Congress' New Tax Deal Clears a Hurdle in the House
Taxes

Congress' New Tax Deal Clears a Hurdle in the House

The House Ways and Means Committee voted 40-3 on Friday to advance a bipartisan, $78 billion plan to expand the child tax credit and restore a trio of expired or expiring business tax breaks.

The overwhelming support indicates that the bill has momentum behind it as it heads to the House floor for a vote expected to come after lawmakers return from a one-week recess.

“Today’s strong bipartisan vote in the Ways and Means Committee shows there is a path forward for Republicans and Democrats to come together and deliver tax relief for workers, families, farmers, and small businesses,” Ways and Means Chairman Jason Smith, a Republican from Missouri, said in a statement. “The Tax Relief for American Families and Workers Act will help America compete and win against countries like China, encourage small businesses to grow and invest in American jobs and opportunity, and save taxpayer dollars by ending a Covid-era policy that has become the poster child for fraud.”

The Covid-era policy Smith was referring to is the Employee Retention Tax Credit (ERTC). The accelerated deadline for claiming the credit, which would move from April 2025 to the end of this month, and the tougher enforcement required by the new bill would save nearly $79 billion over the next five years, according to an analysis by Congress’ Joint Committee on Taxation.

The bill’s easy passage out of committee doesn’t guarantee it will sail through the full House and Senate. “Some Democrats have complained that the package is too tilted toward business and that the child tax credit expansion is insufficient, meaning the party may be split on the floor,” Sahil Kapur and Scott Wong of NBC News note, adding that the three committee votes against the bill came from Democratic Reps. Lloyd Doggett of Texas, Gwen Moore of Wisconsin and Linda Sánchez of California.
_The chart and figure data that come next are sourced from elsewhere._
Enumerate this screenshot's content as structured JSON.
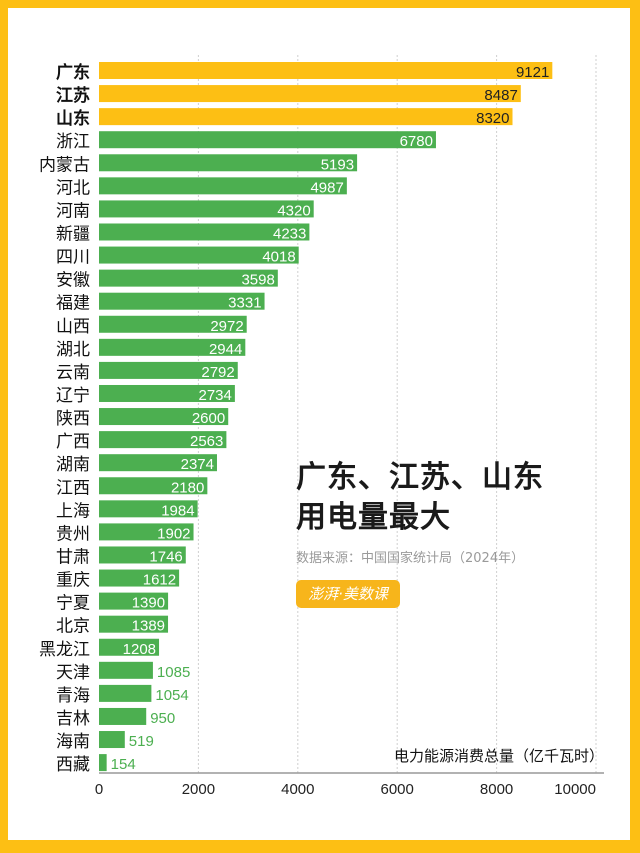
{
  "chart_data": {
    "type": "bar",
    "orientation": "horizontal",
    "title": "广东、江苏、山东用电量最大",
    "title_lines": [
      "广东、江苏、山东",
      "用电量最大"
    ],
    "source": "数据来源：中国国家统计局（2024年）",
    "xlabel": "电力能源消费总量（亿千瓦时）",
    "xlim": [
      0,
      10000
    ],
    "xticks": [
      0,
      2000,
      4000,
      6000,
      8000,
      10000
    ],
    "grid": true,
    "categories": [
      "广东",
      "江苏",
      "山东",
      "浙江",
      "内蒙古",
      "河北",
      "河南",
      "新疆",
      "四川",
      "安徽",
      "福建",
      "山西",
      "湖北",
      "云南",
      "辽宁",
      "陕西",
      "广西",
      "湖南",
      "江西",
      "上海",
      "贵州",
      "甘肃",
      "重庆",
      "宁夏",
      "北京",
      "黑龙江",
      "天津",
      "青海",
      "吉林",
      "海南",
      "西藏"
    ],
    "values": [
      9121,
      8487,
      8320,
      6780,
      5193,
      4987,
      4320,
      4233,
      4018,
      3598,
      3331,
      2972,
      2944,
      2792,
      2734,
      2600,
      2563,
      2374,
      2180,
      1984,
      1902,
      1746,
      1612,
      1390,
      1389,
      1208,
      1085,
      1054,
      950,
      519,
      154
    ],
    "highlight_count": 3,
    "colors": {
      "highlight": "#FDBF14",
      "bar": "#4CAF50",
      "frame": "#FDBF14"
    }
  },
  "logo": {
    "text": "澎湃·美数课"
  }
}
Doggett complained about the balance struck in the compromise bill and about the potential long-term costs of the tax breaks if they are made permanent. “Doing it incrementally, while you intend for it to be permanent, ensures you never really show the true cost to the debt for unpaid tax breaks,” he said. “And it assures that you create the misimpression that children are being treated the same way as corporations, when in fact, under the Chairman’s numbers, children get $1 for every $4 for corporations. This is not a 50/50 split between children and corporate power. Once again, this Committee makes its priority clear, and it’s certainly not children.”

The Committee for a Responsible Federal Budget says that while the short-term costs of the bill are offset, the long-term costs could climb to about $650 billion over a decade “if arbitrary sunsets are abandoned and the policies are made permanent without further offsets.”

On the GOP side, Sen. Mike Crapo of Idaho, the top Republican on the Finance Committee, has already said he wants changes to the legislation. And some conservatives may still raise issues with the compromise. While the U.S. Chamber of Commerce strongly supports the bill and its restoration of the deduction for research and development expenses, 100% bonus depreciation and eased limitations on deducting business interest expenses, The Wall Street Journal’s right-leaning editorial board slammed the bill this week, claiming that it “contains bad tax and social policy” and that it “undermines the incentive to work.”

Rep. Richie Neal of Massachusetts, the top Ways and Means Democrat, told NBC News that the bill might still be changed to give Democrats “a more enhanced and robust child credit” and “to satisfy some qualms of Republicans in the Senate.”

The bottom line: We’ll have plenty more on the bill in the coming weeks, but Friday’s vote suggests the package could get through the House by the end of the month as lawmakers try to pass it in time for the tax filing season that starts January 29.